The last time I caught up with Bradley Chalupski, he was in Lake Placid, N.Y., racing down the bobsled track at the 2012 world championship competition in skeleton – a little-known sport in which athletes race head-first down icy tracks on sleds the size of cookie sheets at speeds of up to 80 mph.
A native of New Jersey, Chalupski was racing for Team Israel (of which he was the only member) and planning to make aliyah that spring as part of his bid to represent Israel in the 2014 Olympic Winter Games in Sochi, Russia.
Chalupski followed through on his plan, and for the last year and a half he has been living in Jerusalem, learning Hebrew and training for the Olympics.

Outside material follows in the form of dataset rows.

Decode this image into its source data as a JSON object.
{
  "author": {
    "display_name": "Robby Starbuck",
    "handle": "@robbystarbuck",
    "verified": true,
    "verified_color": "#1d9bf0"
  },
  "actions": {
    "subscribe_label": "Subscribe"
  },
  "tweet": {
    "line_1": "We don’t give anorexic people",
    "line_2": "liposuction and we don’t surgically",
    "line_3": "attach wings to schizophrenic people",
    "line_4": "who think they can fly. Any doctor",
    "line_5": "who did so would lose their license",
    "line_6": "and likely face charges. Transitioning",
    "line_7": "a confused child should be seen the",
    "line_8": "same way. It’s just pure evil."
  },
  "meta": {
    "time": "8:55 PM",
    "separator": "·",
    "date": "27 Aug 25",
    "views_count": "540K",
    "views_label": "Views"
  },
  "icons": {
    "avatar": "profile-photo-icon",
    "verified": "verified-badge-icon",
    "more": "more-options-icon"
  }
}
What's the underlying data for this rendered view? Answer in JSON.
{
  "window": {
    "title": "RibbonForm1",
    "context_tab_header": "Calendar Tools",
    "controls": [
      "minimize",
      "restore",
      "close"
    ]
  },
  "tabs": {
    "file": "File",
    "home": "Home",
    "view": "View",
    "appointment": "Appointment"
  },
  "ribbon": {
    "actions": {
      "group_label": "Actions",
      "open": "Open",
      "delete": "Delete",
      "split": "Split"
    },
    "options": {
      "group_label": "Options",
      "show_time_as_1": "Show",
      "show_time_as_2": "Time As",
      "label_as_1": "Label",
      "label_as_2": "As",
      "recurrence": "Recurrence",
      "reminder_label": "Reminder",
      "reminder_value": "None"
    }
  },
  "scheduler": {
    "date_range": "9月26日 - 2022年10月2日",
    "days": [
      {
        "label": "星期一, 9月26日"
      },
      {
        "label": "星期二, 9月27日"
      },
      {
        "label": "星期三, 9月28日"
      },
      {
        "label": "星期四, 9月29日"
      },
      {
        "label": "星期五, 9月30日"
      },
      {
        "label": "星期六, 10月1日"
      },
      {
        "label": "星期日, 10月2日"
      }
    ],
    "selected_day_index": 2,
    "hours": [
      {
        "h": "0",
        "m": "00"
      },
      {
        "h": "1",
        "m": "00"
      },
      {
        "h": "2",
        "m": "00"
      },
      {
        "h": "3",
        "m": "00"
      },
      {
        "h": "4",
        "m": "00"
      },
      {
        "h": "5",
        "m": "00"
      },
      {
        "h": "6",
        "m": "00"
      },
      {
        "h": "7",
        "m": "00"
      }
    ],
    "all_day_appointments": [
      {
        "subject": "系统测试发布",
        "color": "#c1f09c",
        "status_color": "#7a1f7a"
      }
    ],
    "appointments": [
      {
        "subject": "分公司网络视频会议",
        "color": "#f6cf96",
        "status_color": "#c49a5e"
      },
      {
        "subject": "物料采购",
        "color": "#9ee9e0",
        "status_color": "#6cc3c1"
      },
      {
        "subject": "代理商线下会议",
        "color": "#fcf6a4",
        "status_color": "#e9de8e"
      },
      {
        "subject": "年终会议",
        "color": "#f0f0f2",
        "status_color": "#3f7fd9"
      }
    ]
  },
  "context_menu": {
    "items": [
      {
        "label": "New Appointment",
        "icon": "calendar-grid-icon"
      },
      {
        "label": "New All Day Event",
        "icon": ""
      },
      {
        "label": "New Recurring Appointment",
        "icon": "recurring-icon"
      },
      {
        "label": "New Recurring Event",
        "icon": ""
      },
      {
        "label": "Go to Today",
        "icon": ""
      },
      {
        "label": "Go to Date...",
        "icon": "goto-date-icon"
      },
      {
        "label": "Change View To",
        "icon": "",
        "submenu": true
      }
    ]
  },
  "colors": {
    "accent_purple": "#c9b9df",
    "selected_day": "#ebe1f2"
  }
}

He faces two main hurdles. One, he needs to qualify. Under an Olympics quota system for warm-weather countries, Chalupski has a better shot at obtaining one of the 30 Olympic skeleton spots racing for Israel than for the United States. But athletes still must be ranked among the top 60 skeleton racers worldwide – something Chalupski has achieved in only one of his three seasons, 2011-’12, when he took spot No. 60. Last season, he fell to No. 74.
The other hurdle is the Olympic Committee of Israel, which so far has shown no interest in Chalupski or his sport. Despite numerous attempts, the committee has refused even to meet with him, Chalupski says.
“It’s been really, really frustrating,” Chalupski, 29, told me this week by phone from New Jersey, where he’s in town visiting his mother. “I feel like I have sacrificed a lot to do my part as a Jewish man to represent Israel worldwide.”
When I spoke to the Israeli Olympics Committee for a story I wrote about Chalupski in March 2012, secretary general Efraim Zinger told me that to represent Israel at the Olympics athletes must meet several criteria, including competing in a sport that exists in Israel.
Chalupski says he has been trying to establish a skeleton program in Israel, but it’s difficult to recruit athletes without some kind of commitment from the Israeli Olympic Committee that the athletes will get a shot, at least, at going to the Games. Not having a skeleton track in Israel is no barrier to entry, Chalupski maintains: There are only a handful of tracks worldwide (the United States has two), and in the last Winter Games a woman from Britain, which has no track, took home the gold.
Last winter, Chalupski traveled from Israel to participate in the racing circuit, making a go of it on a shoestring budget, borrowed sleds and donated track time. Nevertheless, he said his season had to be truncated because he ran out of money.
Chalupski is planning to compete again this winter, starting with races in November in Austria, Germany, Park City and Whistler, B.C., and eventually moving on to the Olympic qualifiers before the Winter Games in Sochi next February.
“We set out to qualify Israel for an Olympic sledding competition and we want to achieve that,” Chalupski said. “If Israel does not want to allow us to compete there, for whatever reason, that’s Israel’s call.”
Despite his frustrations with the leadership of the Israeli Olympic Committee, Chalupski says he has no regrets about immigrating to Israel. Raised as a secular Jew with a Catholic father and a Jewish mother, Chalupski says learning about Judaism and living in Israel has been the thrill of his life.
“This experience has just been beautiful from start to finish,” Chalupski said. “People always ask me if this has soured me on Israel. No! Why would I let five people ruin my view of an entire country?”
He’s planning to get married in Israel next September, with a second wedding in Lake Placid. His fiancée is preparing to take the Israeli bar exam. The couple just signed another yearlong lease on their apartment in the Jerusalem neighborhood of Talpiot.
“We’re setting up shop there; that’s where we want to live,” he said. “The only thing I miss about America is my friends and family and Dunkin’ Donuts.”